In 1771, Brush removed to Westminster, Vermont, and in February 1772 he was appointed clerk of Cumberland County. His main purpose in coming to Vermont was to sell his lands there, many thousands of acres of which had been acquired by him through New York grants. He was a member of the New York colonial (royal) assembly from January 5, 1773, to its dissolution on April 3, 1775. In this body, he proved himself an able, eloquent, and influential member, but strongly loyal and violent in his measures against Patriots in Vermont and adherents to the New Hampshire Grants. He wrote much for Rivington's Gazette, a Loyalist newspaper published in New York City. In the troubles which existed on the "Grants", as Vermont was then called, he took the side of New York. In 1775, he delivered a set-speech against electing delegates to the Second Continental Congress, which Patriot leaders George Clinton, Philip Schuyler and Woodhull answered.

Shortly after the commencement of the American Revolutionary War, Brush joined General Thomas Gage at Boston, who employed him to remove and take charge of the property in the buildings which had been appropriated as winter quarters for Gage's troops.

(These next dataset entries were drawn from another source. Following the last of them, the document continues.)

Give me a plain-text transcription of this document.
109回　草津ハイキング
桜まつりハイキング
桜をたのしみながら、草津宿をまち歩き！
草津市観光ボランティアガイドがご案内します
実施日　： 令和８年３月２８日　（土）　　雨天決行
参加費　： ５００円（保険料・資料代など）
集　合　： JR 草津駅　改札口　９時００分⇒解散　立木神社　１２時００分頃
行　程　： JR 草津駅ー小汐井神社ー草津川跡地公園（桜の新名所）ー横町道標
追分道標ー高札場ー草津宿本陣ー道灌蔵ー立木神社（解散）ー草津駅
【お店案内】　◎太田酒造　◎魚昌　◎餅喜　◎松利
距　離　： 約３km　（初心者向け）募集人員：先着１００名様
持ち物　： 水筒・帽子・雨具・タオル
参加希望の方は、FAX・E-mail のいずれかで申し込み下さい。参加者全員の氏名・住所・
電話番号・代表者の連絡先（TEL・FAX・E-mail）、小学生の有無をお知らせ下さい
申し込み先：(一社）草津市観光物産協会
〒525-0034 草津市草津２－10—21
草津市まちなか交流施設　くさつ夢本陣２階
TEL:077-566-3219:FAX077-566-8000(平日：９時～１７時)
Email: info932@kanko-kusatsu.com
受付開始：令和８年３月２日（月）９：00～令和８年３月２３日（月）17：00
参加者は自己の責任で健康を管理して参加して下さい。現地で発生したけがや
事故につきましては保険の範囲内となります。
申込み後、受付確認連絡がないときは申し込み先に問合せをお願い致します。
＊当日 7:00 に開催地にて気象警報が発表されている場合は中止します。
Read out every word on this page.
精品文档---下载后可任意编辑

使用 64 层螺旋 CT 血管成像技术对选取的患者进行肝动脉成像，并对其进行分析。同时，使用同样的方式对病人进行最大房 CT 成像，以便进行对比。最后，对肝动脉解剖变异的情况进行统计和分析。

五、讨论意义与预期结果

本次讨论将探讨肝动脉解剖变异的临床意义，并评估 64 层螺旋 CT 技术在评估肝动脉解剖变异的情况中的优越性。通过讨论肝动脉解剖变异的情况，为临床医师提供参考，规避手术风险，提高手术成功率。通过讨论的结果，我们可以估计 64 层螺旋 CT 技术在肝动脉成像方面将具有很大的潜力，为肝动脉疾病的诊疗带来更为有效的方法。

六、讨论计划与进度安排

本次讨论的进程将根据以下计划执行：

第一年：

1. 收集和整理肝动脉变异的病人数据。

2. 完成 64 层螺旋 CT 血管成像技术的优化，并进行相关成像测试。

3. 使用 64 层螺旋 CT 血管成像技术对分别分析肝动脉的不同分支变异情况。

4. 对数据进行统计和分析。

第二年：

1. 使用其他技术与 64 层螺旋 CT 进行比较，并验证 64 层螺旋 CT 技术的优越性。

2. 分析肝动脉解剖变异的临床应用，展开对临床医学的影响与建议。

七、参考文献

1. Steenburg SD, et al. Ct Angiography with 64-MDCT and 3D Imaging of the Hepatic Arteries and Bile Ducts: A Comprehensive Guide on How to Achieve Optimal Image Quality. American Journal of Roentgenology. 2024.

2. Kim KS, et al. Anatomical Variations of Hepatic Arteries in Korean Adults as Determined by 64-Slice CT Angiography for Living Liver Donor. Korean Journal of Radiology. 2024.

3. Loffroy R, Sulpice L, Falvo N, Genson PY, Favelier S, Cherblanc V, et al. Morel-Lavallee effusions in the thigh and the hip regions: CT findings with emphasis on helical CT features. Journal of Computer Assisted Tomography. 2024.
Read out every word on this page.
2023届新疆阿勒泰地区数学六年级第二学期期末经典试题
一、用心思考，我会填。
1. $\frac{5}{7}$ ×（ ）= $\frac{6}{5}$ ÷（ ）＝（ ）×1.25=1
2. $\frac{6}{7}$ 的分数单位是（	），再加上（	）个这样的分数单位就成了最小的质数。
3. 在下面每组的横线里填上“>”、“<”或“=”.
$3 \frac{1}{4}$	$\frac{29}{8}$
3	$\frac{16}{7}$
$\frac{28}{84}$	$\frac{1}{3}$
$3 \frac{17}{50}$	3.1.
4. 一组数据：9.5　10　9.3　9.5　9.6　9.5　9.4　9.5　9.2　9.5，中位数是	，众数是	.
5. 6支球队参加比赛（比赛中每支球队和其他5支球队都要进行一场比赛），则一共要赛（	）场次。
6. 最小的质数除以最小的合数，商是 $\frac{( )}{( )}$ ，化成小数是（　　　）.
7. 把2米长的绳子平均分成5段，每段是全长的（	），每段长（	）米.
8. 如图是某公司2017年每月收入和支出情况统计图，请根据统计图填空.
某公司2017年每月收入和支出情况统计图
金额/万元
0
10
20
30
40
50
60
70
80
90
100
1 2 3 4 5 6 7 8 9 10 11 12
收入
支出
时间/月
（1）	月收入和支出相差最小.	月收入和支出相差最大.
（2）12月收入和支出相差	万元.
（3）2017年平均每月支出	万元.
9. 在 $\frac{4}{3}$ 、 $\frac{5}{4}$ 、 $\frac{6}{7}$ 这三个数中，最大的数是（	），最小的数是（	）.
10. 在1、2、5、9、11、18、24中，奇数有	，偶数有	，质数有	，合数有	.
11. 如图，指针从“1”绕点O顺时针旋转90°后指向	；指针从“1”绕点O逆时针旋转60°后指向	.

On January 10, 1776, he wrote a memorial to Sir William Howe asking the command of troops, and, specially to be noted, a body of 300 men to be posted on the Connecticut River and open a line of communication from thence westward towards Lake Champlain. The body was to be on the same terms, as to pay and gratuity, as the Royal Fencible American Regiment, a corps just organized. The result is to be inferred from the fact that, on March 10, during the Siege of Boston by Patriot forces, he was ordered by Howe to take possession of the goods left behind by certain described persons who had fled the city or joined the Patriots, and put them on board of the ship Minerva or the brigantine Elizabeth. Under this commission, Brush, at the head of parties of Loyalists, broke open stores and dwelling-houses to plunder them, conveying their loot to the fleet. A number of soldiers and sailors from the departing fleet followed his example, and Boston, for the last few days of the siege, was in a state of anarchy.

Brush joined the British evacuation of Boston by ship, but was captured by the Americans, taken to Boston for trial on charges against him, and confined in jail from April 12, 1776, until November 15, 1777. The property on board the Elizabeth was worth , and difficulties arose between the claimants and the captors which were expensive and contentious.

While imprisoned in Boston, Brush was denied privileges. He consoled himself with alcohol. Early in 1777, he was joined by his wife. The term of his imprisonment was more than 19 months. In autumn 1777, Mrs. Brush provided him with money and a horse, preparatory to his escape; and on the night of November 5, he passed the turnkey, disguised in his wife's garments, and fled to New York. He was later known to be in Vermont, where he went to look after his lands. But his career was nearly at an end. Patriot officials sequestered his estate, and Charles Cornwallis, 1st Marquess Cornwallis, to whom he applied to redress his personal wrongs and compensate his losses, not only refused, but told him that his "conduct merited them, and more." In May 1778, Brush killed himself with a pistol shot to his head.

Once proprietors of a vast domain, Brush and his family became outcasts. Of nearly 50000 acre of land which he owned in New York and the New Hampshire Grants, his heirs recovered possession of only a small part. His stepdaughter, Frances, later married Ethan Allen. His only child, Elizabeth Martha, married Thomas Norman, of Ireland.